Origine industrielle
L'actuelle parcelle HW205 correspond à la partie septentrionale de la parcelle 37, section I (1ière feuille) du cadastre de 1831. Sur le plan parcellaire d'expropriation préfigurant, en 1893, l'ouverture de l'avenue d'Italie (alors dénommée avenue de l'Esplanade), elle est figurée, tout comme sa voisine (HW199) qui deviendra le n°17 bis, comme étant bâtie. La confiserie de Georges Parcelier occupait alors l'angle de la future avenue et de l'avenue Charras (la première mention dans la liste des commerçants de l'annuaire du Puy-de-Dôme date de 1888). Les bâtiments étaient répartis autour d'une cour au centre de laquelle se dressait la villa patronale. Les bâtiments des actuels 17 et 17bis participaient du bâti industriel, servant d'atelier et de magasin en 1887, ayant potentiellement servi d'écuries (voir en annexe la demande du registre des arrêtés d'alignement).
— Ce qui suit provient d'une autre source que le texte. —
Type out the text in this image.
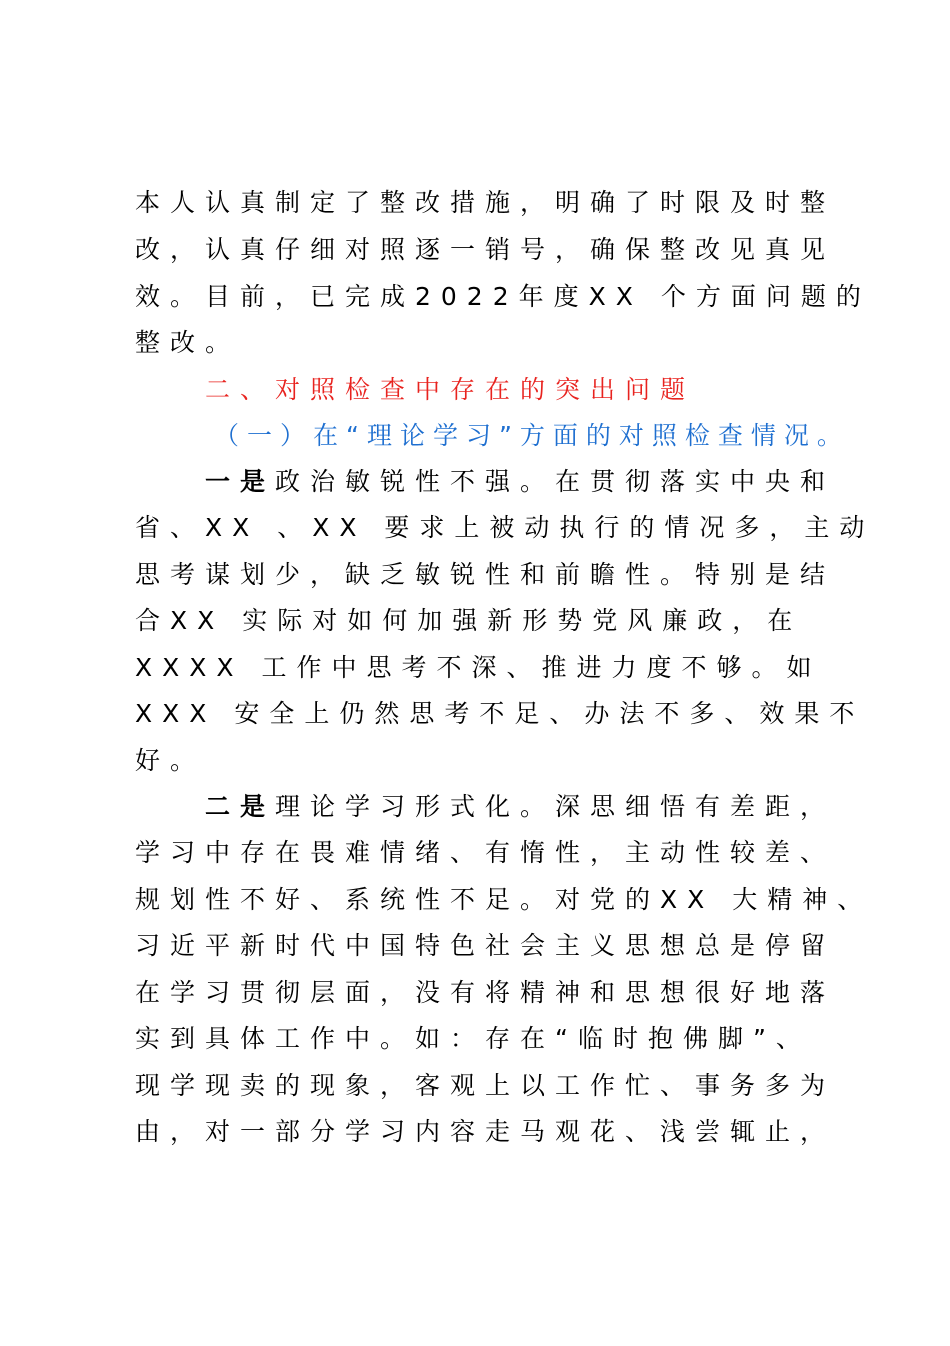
本人认真制定了整改措施，明确了时限及时整
改，认真仔细对照逐一销号，确保整改见真见
效。目前，已完成2022年度XX 个方面问题的
整改。
二、对照检查中存在的突出问题
（一）在“理论学习”方面的对照检查情况。
一是政治敏锐性不强。在贯彻落实中央和
省、XX 、XX 要求上被动执行的情况多，主动
思考谋划少，缺乏敏锐性和前瞻性。特别是结
合XX 实际对如何加强新形势党风廉政，在
XXXX 工作中思考不深、推进力度不够。如
XXX 安全上仍然思考不足、办法不多、效果不
好。
二是理论学习形式化。深思细悟有差距，
学习中存在畏难情绪、有惰性，主动性较差、
规划性不好、系统性不足。对党的XX 大精神、
习近平新时代中国特色社会主义思想总是停留
在学习贯彻层面，没有将精神和思想很好地落
实到具体工作中。如：存在“临时抱佛脚”、
现学现卖的现象，客观上以工作忙、事务多为
由，对一部分学习内容走马观花、浅尝辄止，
Il ne reste de l'état d'origine que les ouvertures à encadrement de brique en plein cintre de l'allée de desserte et de la cour de la parcelle en drapeau HW199 (les vues de la cour complètent la perception) ainsi qu'une baie visible entre les immeubles bordant la rue Victor-Hugo.
Evolution de l'alignement
Le bâtiment du n°17 est, par conséquent, antérieur à l'ouverture de l'avenue, ce qui lui vaut une façade implantée en oblique par rapport à l'axe de la voie (voir figure IVR84_20246300332NUCA le corps de bâtiment en L au nord de la propriété Parcelier présente en effet un alignement en oblique de la ligne rouge délimitant l'avenue). Les plans de l'architecte Jean Amadon lors de la transformation en garage automobile, en 1924, ne semblent pas opérer de modification d'orientation de la façade (voir image 20246300052NUCA, la façade en plan est implantée en oblique, en revanche le dossier ne comprend pas de coupe qui nous permettrait de préciser la chose). Le second réaménagement de ce bâtiment pour le transformer en cinéma, toujours par Jean Amadon, en 1937, montre clairement l'implantation d'une façade écran permettant une liaison à l'alignement. Sur la coupe du cinéma le Vox, la partie postérieure de la façade en alignement sur l'avenue est constituée d'un rez-de-chaussée de plan triangulaire surmonté d'une terrasse sur laquelle se trouve la cabine de projection. La salle du cinéma se développe dans l'enveloppe de l'ancien bâtiment. Ce dispositif est complété, également en 1937, par la scission du bâtiment d'origine constituant le n°17bis (Amadon qualifie l'opération de "restauration d'immeuble"). Ainsi, on peut considérer qu'il s'agit là d'un alignement régulier par marge de reculement bâtie (Gauthiez, Espace urbain. Vocabulaire et morphologie, p. 292).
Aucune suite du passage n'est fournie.